|All signed up: Hlayisi Baloyi, who'd all but given up on studying this year, with two fellow students during UCT's registration week.|
A top Limpopo learner with no identification document or birth certificate, and with a Mintek bursary signed and sealed, Hlayisi Baloyi of the Vhembe District, Limpopo, was a happy young man this week.
He was fortunate enough to be one of the few 2008 matriculants registered to study chemical engineering at UCT this year. Baloyi had almost resigned himself to staying at home, despite achieving 100% in mathematics and 99% in physical science in matric last year.
The reason? Every university he applied to turned him down because he did not have an ID or a birth certificate.
"My dreams were almost crushed," said Baloyi. "I worked so hard for my marks, and was so disappointed that I had to wait until 2010 to start studying."
But his fortunes changed dramatically after Mintek, a parastatal organisation that conducts research in to minerals and metallurgy, heard about his plight. "There was no way we were going to let Hlayisi become a sad statistic and slip through the cracks, so we made a determined effort to get him into university this year, come what may," said Shokie Bopape, Mintek's general manager for corporate services.
South Africa desperately needs skilled people with science and engineering qualifications to drive our economy, said Bopape.

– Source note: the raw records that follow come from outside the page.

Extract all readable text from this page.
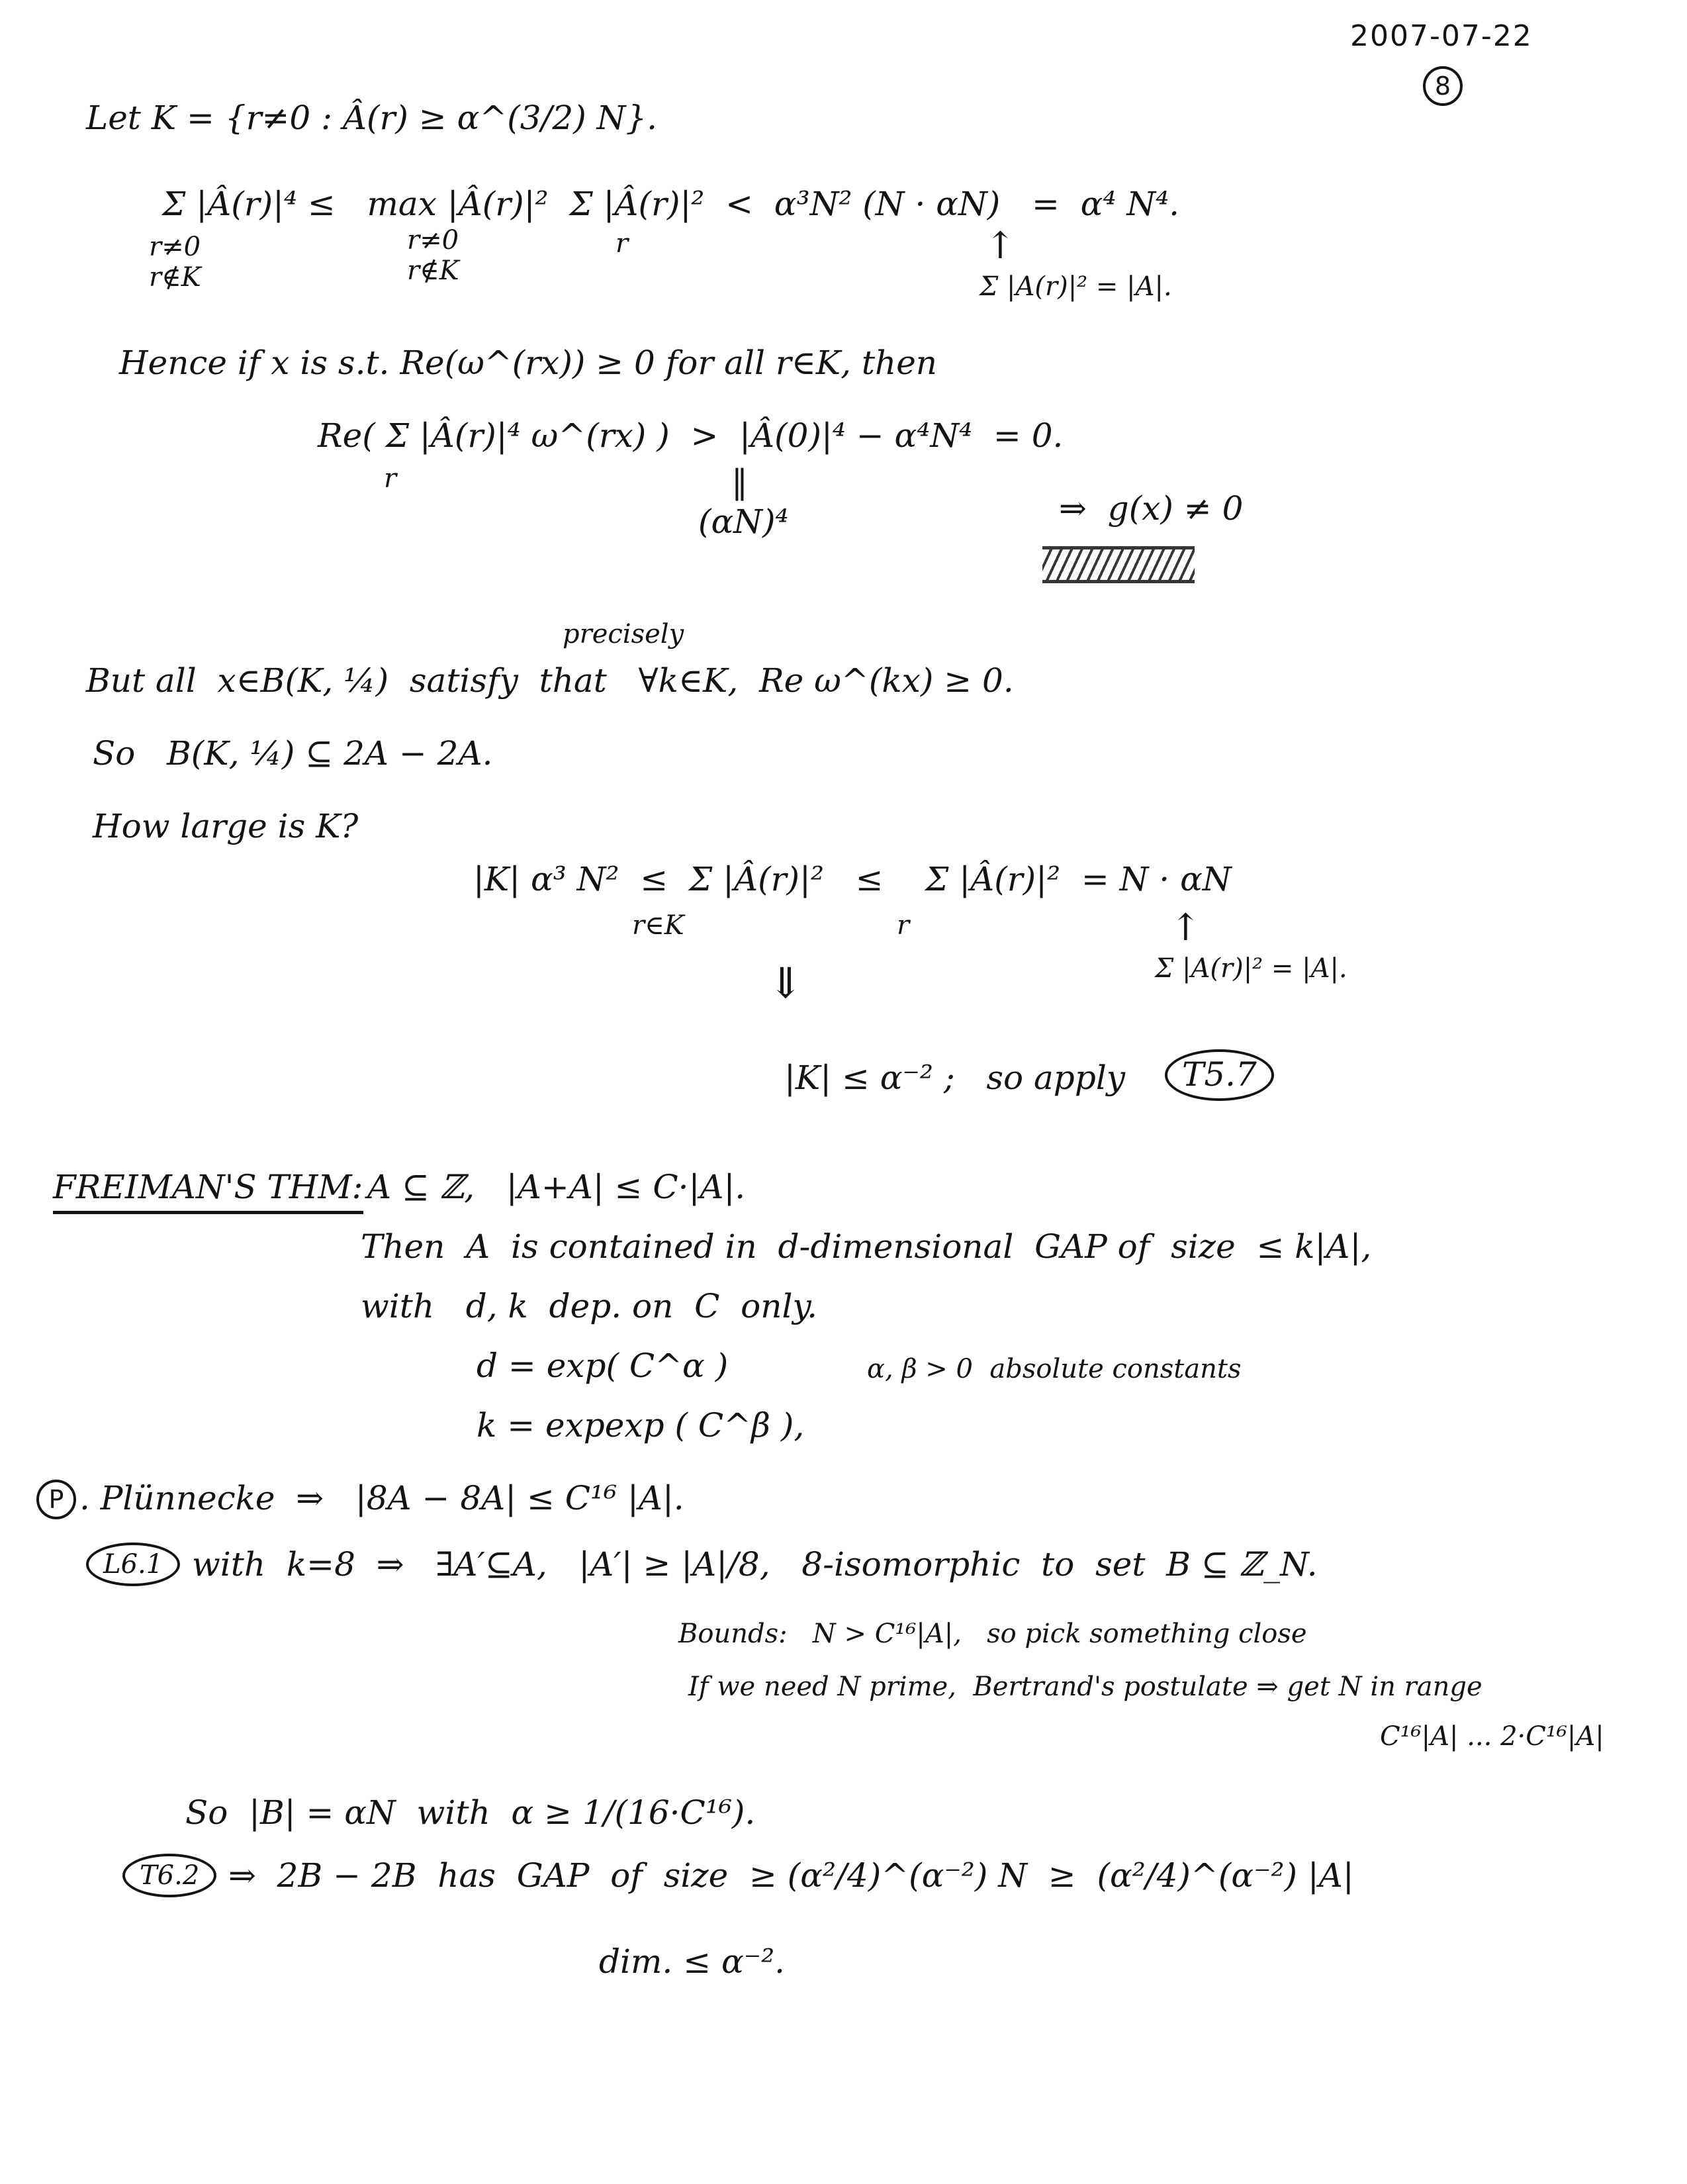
2007-07-22
8
Let K = {r≠0 : Â(r) ≥ α^(3/2) N}.
Σ |Â(r)|⁴ ≤   max |Â(r)|²  Σ |Â(r)|²  <  α³N² (N · αN)   =  α⁴ N⁴.
r≠0
r∉K
r≠0
r∉K
r	↑
Σ |A(r)|² = |A|.
Hence if x is s.t. Re(ω^(rx)) ≥ 0 for all r∈K, then
Re( Σ |Â(r)|⁴ ω^(rx) )  >  |Â(0)|⁴ − α⁴N⁴  = 0.
r	‖
(αN)⁴	⇒  g(x) ≠ 0
precisely
But all  x∈B(K, ¼)  satisfy  that   ∀k∈K,  Re ω^(kx) ≥ 0.
So   B(K, ¼) ⊆ 2A − 2A.
How large is K?
|K| α³ N²  ≤  Σ |Â(r)|²   ≤    Σ |Â(r)|²  = N · αN
r∈K	r	↑
Σ |A(r)|² = |A|.
⇓
|K| ≤ α⁻² ;   so apply	T5.7
FREIMAN'S THM: A ⊆ ℤ,   |A+A| ≤ C·|A|.
Then  A  is contained in  d-dimensional  GAP of  size  ≤ k|A|,
with   d, k  dep. on  C  only.
d = exp( C^α )	α, β > 0  absolute constants
k = expexp ( C^β ),
P . Plünnecke  ⇒   |8A − 8A| ≤ C¹⁶ |A|.
L6.1 with  k=8  ⇒   ∃A′⊆A,   |A′| ≥ |A|/8,   8-isomorphic  to  set  B ⊆ ℤ_N.
Bounds:   N > C¹⁶|A|,   so pick something close
If we need N prime,  Bertrand's postulate ⇒ get N in range
C¹⁶|A| ... 2·C¹⁶|A|
So  |B| = αN  with  α ≥ 1/(16·C¹⁶).
T6.2 ⇒  2B − 2B  has  GAP  of  size  ≥ (α²/4)^(α⁻²) N  ≥  (α²/4)^(α⁻²) |A|
dim. ≤ α⁻².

Mintek duly granted Baloyi a Mintek bursary of R71 000 after UCT agreed to register him, even though registrations had officially closed.
Baloyi flew down to Cape Town after Mintek approached Kulula, and asked the airline to waive their requirement for him to have proof of identity for travel. "They were so understanding and supportive, and not only allowed Hlayisi to travel without ID, but also sponsored his flight," added Bopape.
Mintek also managed the nigh-impossible after one of its staff members secured temporary accommodation for him in Claremont during February. "The university residences were all full, and private accommodation for students close to the university is snapped up the moment it becomes available, so we were indeed fortunate."
Baloyi has nothing but praise for everyone that helped him.
"I just want to thank everyone at Mintek, UCT and Kulula for coming to my rescue. My dreams have been re-ignited, and I will make sure I will study hard this year to prove to everyone that their effort was worth it."